Alan Moore & Dave Gibbons


Page 45 Review by Stephen

Watchmen International Edition apparently, whatever that means! The story begins as a murder-mystery and quickly unfolds into a planet-altering conspiracy as these unlikely heroes - Rorschach, Nite Owl, Silk Spectre, Dr. Manhattan and Ozymandias - must test the limits of their convictions and ask themselves where the true line is between good and evil. The original, epic story is collected here with a new cover, sketches, bonus material and an introduction by artist Dave Gibbons.

Here is my very brief review...

The first yet ultimate word on the vigilante: the unelected, self-proclaimed protector and dictator of right and wrong: police, judge, jury and executioner.

Structurally it's as tight as a fist, the "Fearful Symetry" chapter being a stand-out example of bearing down on the minutiae of your craft.
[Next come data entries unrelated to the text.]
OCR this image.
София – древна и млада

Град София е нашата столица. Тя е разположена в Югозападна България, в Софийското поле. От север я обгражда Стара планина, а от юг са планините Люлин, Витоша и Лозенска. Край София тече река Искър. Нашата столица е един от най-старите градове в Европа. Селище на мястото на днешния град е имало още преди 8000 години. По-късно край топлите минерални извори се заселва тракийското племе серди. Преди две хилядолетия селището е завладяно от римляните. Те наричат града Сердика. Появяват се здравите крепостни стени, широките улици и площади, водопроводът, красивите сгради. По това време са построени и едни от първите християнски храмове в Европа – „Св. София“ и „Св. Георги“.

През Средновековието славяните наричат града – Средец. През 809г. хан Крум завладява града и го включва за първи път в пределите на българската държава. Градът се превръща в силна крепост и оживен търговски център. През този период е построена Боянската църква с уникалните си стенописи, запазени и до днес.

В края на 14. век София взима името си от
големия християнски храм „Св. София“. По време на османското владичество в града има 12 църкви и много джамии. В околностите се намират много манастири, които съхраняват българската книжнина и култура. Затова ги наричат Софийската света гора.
Written while the Cold War blazed at its hottest between America and Russia, under the very real threat of nuclear Armageddon, this was all about power and responsibility. Starring superhumans, in Alan's words, decidedly "more human than super", it's a very dark and dense twelve-issue read, each chapter structured as intricately as a Swiss watch and concluding with correspondence, newspaper and ornithological magazine articles, NYC Police Department rap sheets, hospital psychiatric evaluation reports and even autobiographical book excepts.
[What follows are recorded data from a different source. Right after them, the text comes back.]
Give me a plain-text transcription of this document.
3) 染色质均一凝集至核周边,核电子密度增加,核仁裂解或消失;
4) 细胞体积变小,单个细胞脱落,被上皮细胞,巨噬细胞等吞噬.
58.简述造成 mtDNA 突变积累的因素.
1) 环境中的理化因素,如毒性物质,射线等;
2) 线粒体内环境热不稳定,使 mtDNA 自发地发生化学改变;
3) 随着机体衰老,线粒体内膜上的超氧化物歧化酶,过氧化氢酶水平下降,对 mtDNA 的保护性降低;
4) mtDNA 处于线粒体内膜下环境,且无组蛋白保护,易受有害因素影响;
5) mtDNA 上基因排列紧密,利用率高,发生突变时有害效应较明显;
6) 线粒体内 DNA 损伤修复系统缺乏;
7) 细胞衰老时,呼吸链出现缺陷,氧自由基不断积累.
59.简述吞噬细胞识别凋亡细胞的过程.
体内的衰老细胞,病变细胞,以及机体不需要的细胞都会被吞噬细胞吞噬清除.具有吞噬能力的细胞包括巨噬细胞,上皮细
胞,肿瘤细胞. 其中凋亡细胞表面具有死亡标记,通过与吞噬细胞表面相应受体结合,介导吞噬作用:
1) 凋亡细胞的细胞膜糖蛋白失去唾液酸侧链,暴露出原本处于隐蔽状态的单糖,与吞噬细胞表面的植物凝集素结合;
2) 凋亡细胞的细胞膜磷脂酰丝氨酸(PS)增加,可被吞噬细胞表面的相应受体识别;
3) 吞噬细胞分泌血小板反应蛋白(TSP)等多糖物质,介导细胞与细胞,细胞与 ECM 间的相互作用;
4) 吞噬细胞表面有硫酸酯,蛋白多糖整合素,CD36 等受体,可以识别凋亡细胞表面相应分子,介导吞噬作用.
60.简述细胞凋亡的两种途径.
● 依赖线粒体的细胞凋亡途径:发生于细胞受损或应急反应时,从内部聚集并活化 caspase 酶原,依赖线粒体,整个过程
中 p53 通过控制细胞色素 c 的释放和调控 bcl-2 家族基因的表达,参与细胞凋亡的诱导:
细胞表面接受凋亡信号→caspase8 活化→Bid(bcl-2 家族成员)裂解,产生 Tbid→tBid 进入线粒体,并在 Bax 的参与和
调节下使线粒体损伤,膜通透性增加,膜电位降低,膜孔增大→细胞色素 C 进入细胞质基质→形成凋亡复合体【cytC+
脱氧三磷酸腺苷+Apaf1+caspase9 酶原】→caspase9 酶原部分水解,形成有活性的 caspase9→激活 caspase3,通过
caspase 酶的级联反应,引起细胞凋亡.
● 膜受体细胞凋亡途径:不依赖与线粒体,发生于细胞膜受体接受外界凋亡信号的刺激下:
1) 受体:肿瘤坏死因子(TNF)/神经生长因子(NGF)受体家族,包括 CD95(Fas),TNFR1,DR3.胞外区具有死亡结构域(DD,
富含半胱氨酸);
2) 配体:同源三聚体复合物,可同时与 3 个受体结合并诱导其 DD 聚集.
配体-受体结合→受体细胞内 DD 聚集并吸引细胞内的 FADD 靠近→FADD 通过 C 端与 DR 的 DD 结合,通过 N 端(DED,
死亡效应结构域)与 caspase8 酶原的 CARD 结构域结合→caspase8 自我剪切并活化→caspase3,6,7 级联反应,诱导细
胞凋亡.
For Alan there are no Acts of God; there's no destiny or fate. It's us: we are responsible for what happens. Either that, or They are and it's completely out of our control - an equally frightening thought. "They" in this instance are the urban vigilantes and uber-beings, and as always with Moore he's interested as much in what sort of ideas and what sort of social forces brought us to such a state of political play, and could produce, tolerate or even venerate self-proclaimed superheroes as he is in their own thought processes whose articulation will give you plenty to shiver about.

I think it's Alan's earliest thorough exploration of time. You can tell I haven't read it for a decade, can't you? When I have a second I'll read it again, come back and write something fresh.